L’idée m’est venue quand, à l’instant précis où je passais sa porte, j’ai vu la boulangère jeter un coup d’œil sur l’horloge derrière le comptoir. Pas pour voir si j’étais en retard ou en avance (ça n’arrive jamais), mais comme pour vérifier sa pendule. D’accord, j’ai ma petite routine : je pousse chaque matin la grille du jardin qui grince – la grille, pas le jardin – à l’heure où le clocher sonne l’heure pile, je prends mon pain à et-quart, puis je traverse le marché à la demie juste avant de passer à l’épicerie à moins-vingt. Et ainsi de suite. Oui, je suis aussi prévisible que là-haut, la course des étoiles et des planètes – en moins spectaculaire. Mais de là à ce que les commerçants du quartier se servent de moi pour régler leurs horloges !

Alors je me suis dit qu’il était grand temps de changer. Sur le trottoir devant la boulangerie, j’ai pris ma décision : la visite au fruits-primeurs attendra ! En quelques enjambées, j’ai traversé la Grand-Place avant de tourner à gauche et prendre derrière la mairie. Rien que cinq minutes de baguenaude, ça n’était pas l’aventure. Et puis en marchant vite, je pourrai quand même passer prendre mes légumes avant midi.

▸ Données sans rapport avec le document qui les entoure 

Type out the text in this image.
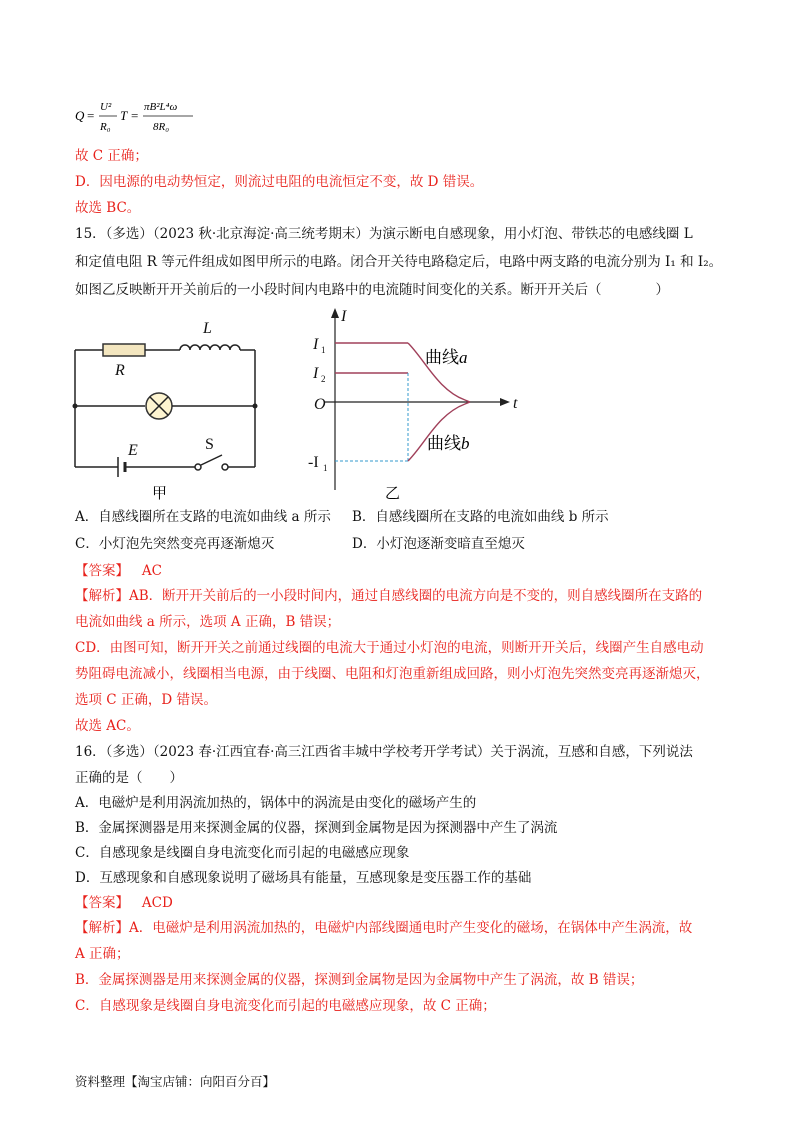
Q =
U²
R₀
T =
πB²L⁴ω
8R₀
故 C 正确；
D．因电源的电动势恒定，则流过电阻的电流恒定不变，故 D 错误。
故选 BC。
15．（多选）（2023 秋·北京海淀·高三统考期末）为演示断电自感现象，用小灯泡、带铁芯的电感线圈 L
和定值电阻 R 等元件组成如图甲所示的电路。闭合开关待电路稳定后，电路中两支路的电流分别为 I₁ 和 I₂。
如图乙反映断开开关前后的一小段时间内电路中的电流随时间变化的关系。断开开关后（　　　　）
L
R
E	S
甲
I
t
O
I 1
I 2
-I 1
曲线a
曲线b
乙
A．自感线圈所在支路的电流如曲线 a 所示 B．自感线圈所在支路的电流如曲线 b 所示
C．小灯泡先突然变亮再逐渐熄灭	D．小灯泡逐渐变暗直至熄灭
【答案】 AC
【解析】AB．断开开关前后的一小段时间内，通过自感线圈的电流方向是不变的，则自感线圈所在支路的
电流如曲线 a 所示，选项 A 正确，B 错误；
CD．由图可知，断开开关之前通过线圈的电流大于通过小灯泡的电流，则断开开关后，线圈产生自感电动
势阻碍电流减小，线圈相当电源，由于线圈、电阻和灯泡重新组成回路，则小灯泡先突然变亮再逐渐熄灭，
选项 C 正确，D 错误。
故选 AC。
16．（多选）（2023 春·江西宜春·高三江西省丰城中学校考开学考试）关于涡流，互感和自感，下列说法
正确的是（　　）
A．电磁炉是利用涡流加热的，锅体中的涡流是由变化的磁场产生的
B．金属探测器是用来探测金属的仪器，探测到金属物是因为探测器中产生了涡流
C．自感现象是线圈自身电流变化而引起的电磁感应现象
D．互感现象和自感现象说明了磁场具有能量，互感现象是变压器工作的基础
【答案】 ACD
【解析】A．电磁炉是利用涡流加热的，电磁炉内部线圈通电时产生变化的磁场，在锅体中产生涡流，故
A 正确；
B．金属探测器是用来探测金属的仪器，探测到金属物是因为金属物中产生了涡流，故 B 错误；
C．自感现象是线圈自身电流变化而引起的电磁感应现象，故 C 正确；
资料整理【淘宝店铺：向阳百分百】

Marchant à travers les ruelles, entre les courettes et les jardinets exigus, je respire. L’inattendu transforme ce minuscule détour en bouffée de vacances ! Au bout de quoi, dix, vingt minutes ? je me reprends : assez folâtré, il est temps de revenir. Quoique ? Si je poussais jusqu’à la gare ? Passé le carrefour, j’en ai pour cinq minutes, et en attrapant le bus, je serai de retour bien avant la clôture du marché.

Une fois là-bas, je grimpe sur la grande passerelle en béton qui enjambe les voies ferrées. D’en haut, je regarde les quais, le ballast et les faisceaux de rails. Un convoi manœuvre lentement derrière le triage, à grand cris de frein et de fer cogné. Une vague curiosité teintée d’ennui me mord : ces wagons, ils sont en partance, eux. Et si je me glissais dedans ? Ni vu ni connu ! Pourquoi ne pas m’offrir une journée buissonnière ? Débarquer ce soir dans une ville étrangère, avec des rues nouvelles et remplies d’inconnus. Pouvoir hésiter, devoir demander mon chemin, trouver le gite et le couvert, manger hors de ma cuisine, déserter mon traversin, dormir dans un lit de hasard ! Chiche ! Je reviendrai demain et je ne dirai rien à personne. Le silence, c’est la meilleure excuse.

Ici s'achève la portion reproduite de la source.